Sabatino, a recipient of the Gold Humanism Award for her leadership, compassion and dedication, grew up in Hillsborough, received her undergraduate degree from Harvard where she was the captain of the varsity track and field team. While at RWJMS, she coached pole vault at Rutgers and taught young medical students at the student-run, free urgent care facility for the uninsured and underserved. 

Both she and Neibart are passionate about providing quality care that people can afford.

“We both think a lot about the barriers in the health care system and how we can make health care more equitable,” said Sabatino. “We are pursuing different fields of medicine, but Shane and I both hope to improve population access to health services – be it radiation therapy or heart surgery.''

Med students
Shane Neibart and Marlena Sabatino, both Chancellors Global Health Scholars from Robert Wood Johnson Medical School who are getting married May 1, learned they will be completing their residencies in Boston. Sabatino will enter the general surgery residency program at Massachusetts General Hospital and Neibart will start an internship year in internal medicine at Brigham and Women’s Hospital followed by a residency in radiation oncology.
Nick Romanenko/Rutgers University

Mahoney, also a recipient of the Gold Humanism Award, attended the Match Day ceremony at NJMS with his family where he learned that he would begin his three-year internal medicine residency at Columbia University Irving Medical Center in Manhattan. 

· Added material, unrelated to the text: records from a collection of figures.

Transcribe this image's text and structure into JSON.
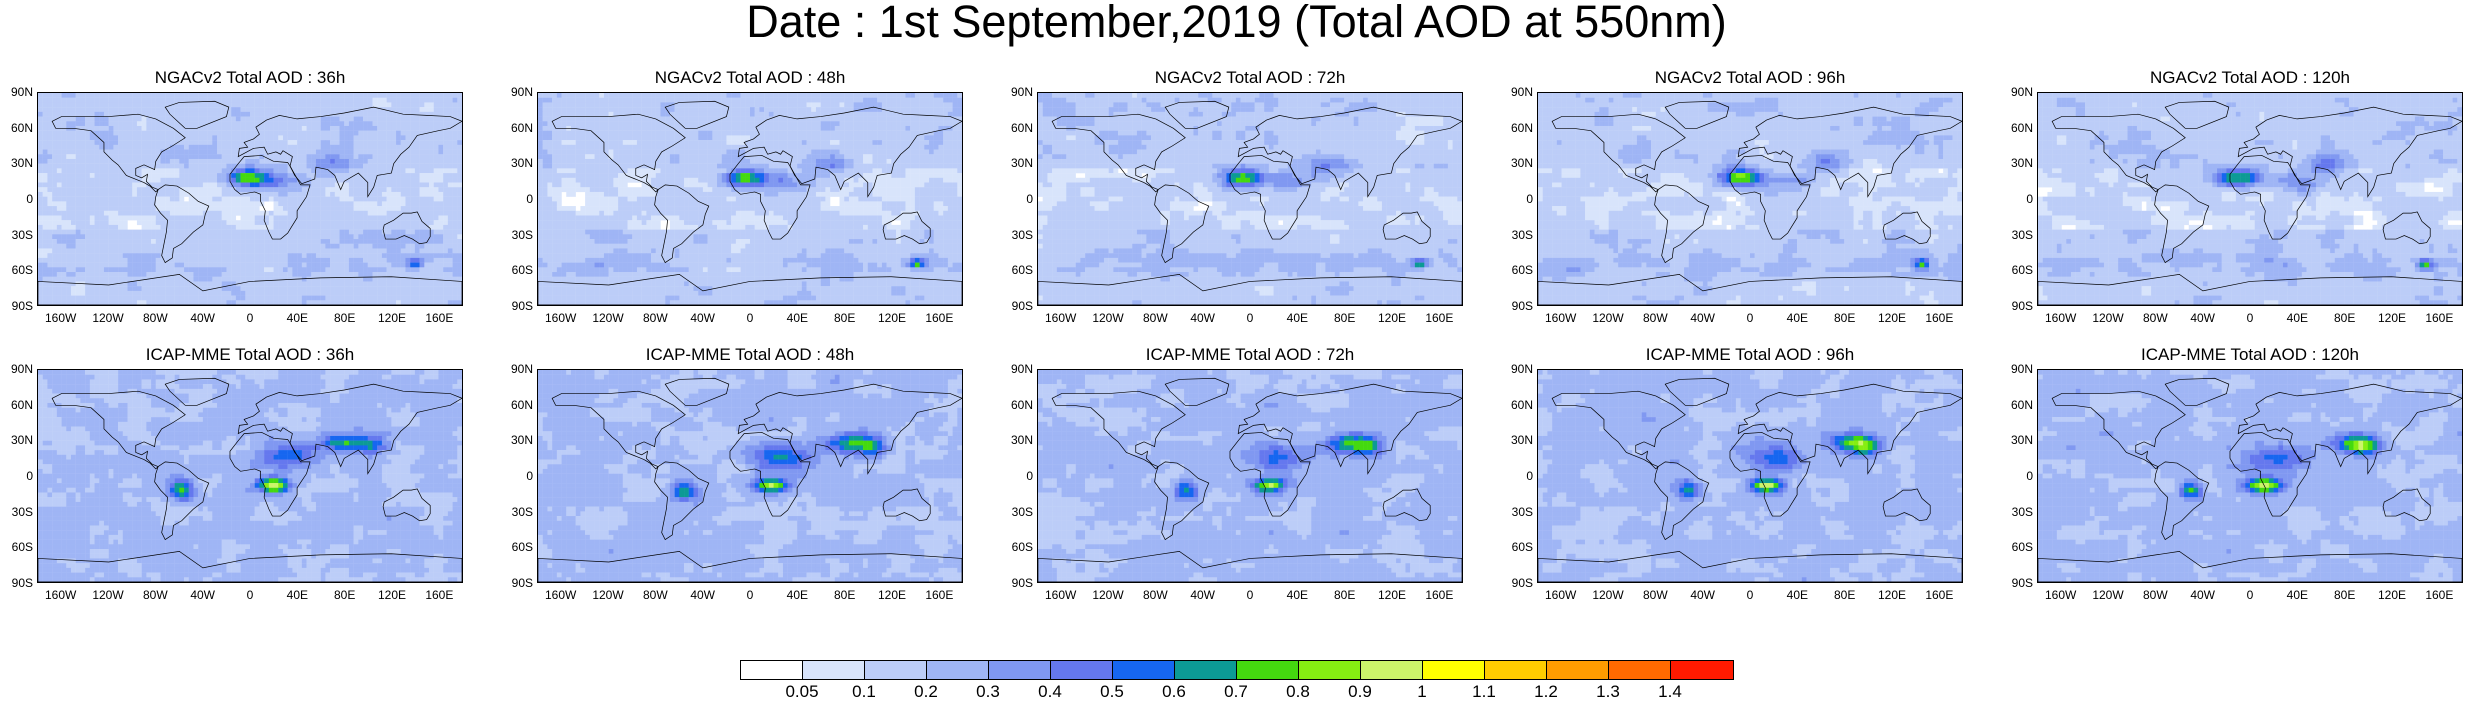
{
  "title": "Date : 1st September,2019 (Total AOD at 550nm)",
  "lat_labels": [
    "90N",
    "60N",
    "30N",
    "0",
    "30S",
    "60S",
    "90S"
  ],
  "lon_labels": [
    "160W",
    "120W",
    "80W",
    "40W",
    "0",
    "40E",
    "80E",
    "120E",
    "160E"
  ],
  "panels": [
    {
      "title": "NGACv2 Total AOD : 36h"
    },
    {
      "title": "NGACv2 Total AOD : 48h"
    },
    {
      "title": "NGACv2 Total AOD : 72h"
    },
    {
      "title": "NGACv2 Total AOD : 96h"
    },
    {
      "title": "NGACv2 Total AOD : 120h"
    },
    {
      "title": "ICAP-MME Total AOD : 36h"
    },
    {
      "title": "ICAP-MME Total AOD : 48h"
    },
    {
      "title": "ICAP-MME Total AOD : 72h"
    },
    {
      "title": "ICAP-MME Total AOD : 96h"
    },
    {
      "title": "ICAP-MME Total AOD : 120h"
    }
  ],
  "colorbar": {
    "colors": [
      "#ffffff",
      "#d8e4fb",
      "#bccdf8",
      "#9fb5f5",
      "#8098f1",
      "#6578ee",
      "#1666f0",
      "#0c9a95",
      "#44d90f",
      "#86ee12",
      "#ccf46a",
      "#ffff00",
      "#ffcc00",
      "#ff9c00",
      "#ff6a00",
      "#ff1a00"
    ],
    "labels": [
      "0.05",
      "0.1",
      "0.2",
      "0.3",
      "0.4",
      "0.5",
      "0.6",
      "0.7",
      "0.8",
      "0.9",
      "1",
      "1.1",
      "1.2",
      "1.3",
      "1.4"
    ]
  }
}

“It was my dream to go to Columbia," Mahoney said. “I’ll be able to train in one of the top hospitals in the country. On top of that, I get to stay home and be close to my friends and family."

After completing his residency, Mahoney plans on doing a specialty in cardiology, something he had talked at length about with his father, a pulmonologist and critical care physician for 40 years.

Originally from Long Island, Mahoney hopes to practice in a minority community and says working at University Hospital in Newark made him feel like he was making a difference.

“I think being a Black man may be a heavy load to carry,” said Mahoney, who received his undergraduate degree from Fordham University and has been inducted into some of the most prestigious medical honor societies in the country and recognized as a top scholar. “But on an individual basis we can make such a difference doing things the right way by listening and caring about a person’s welfare.”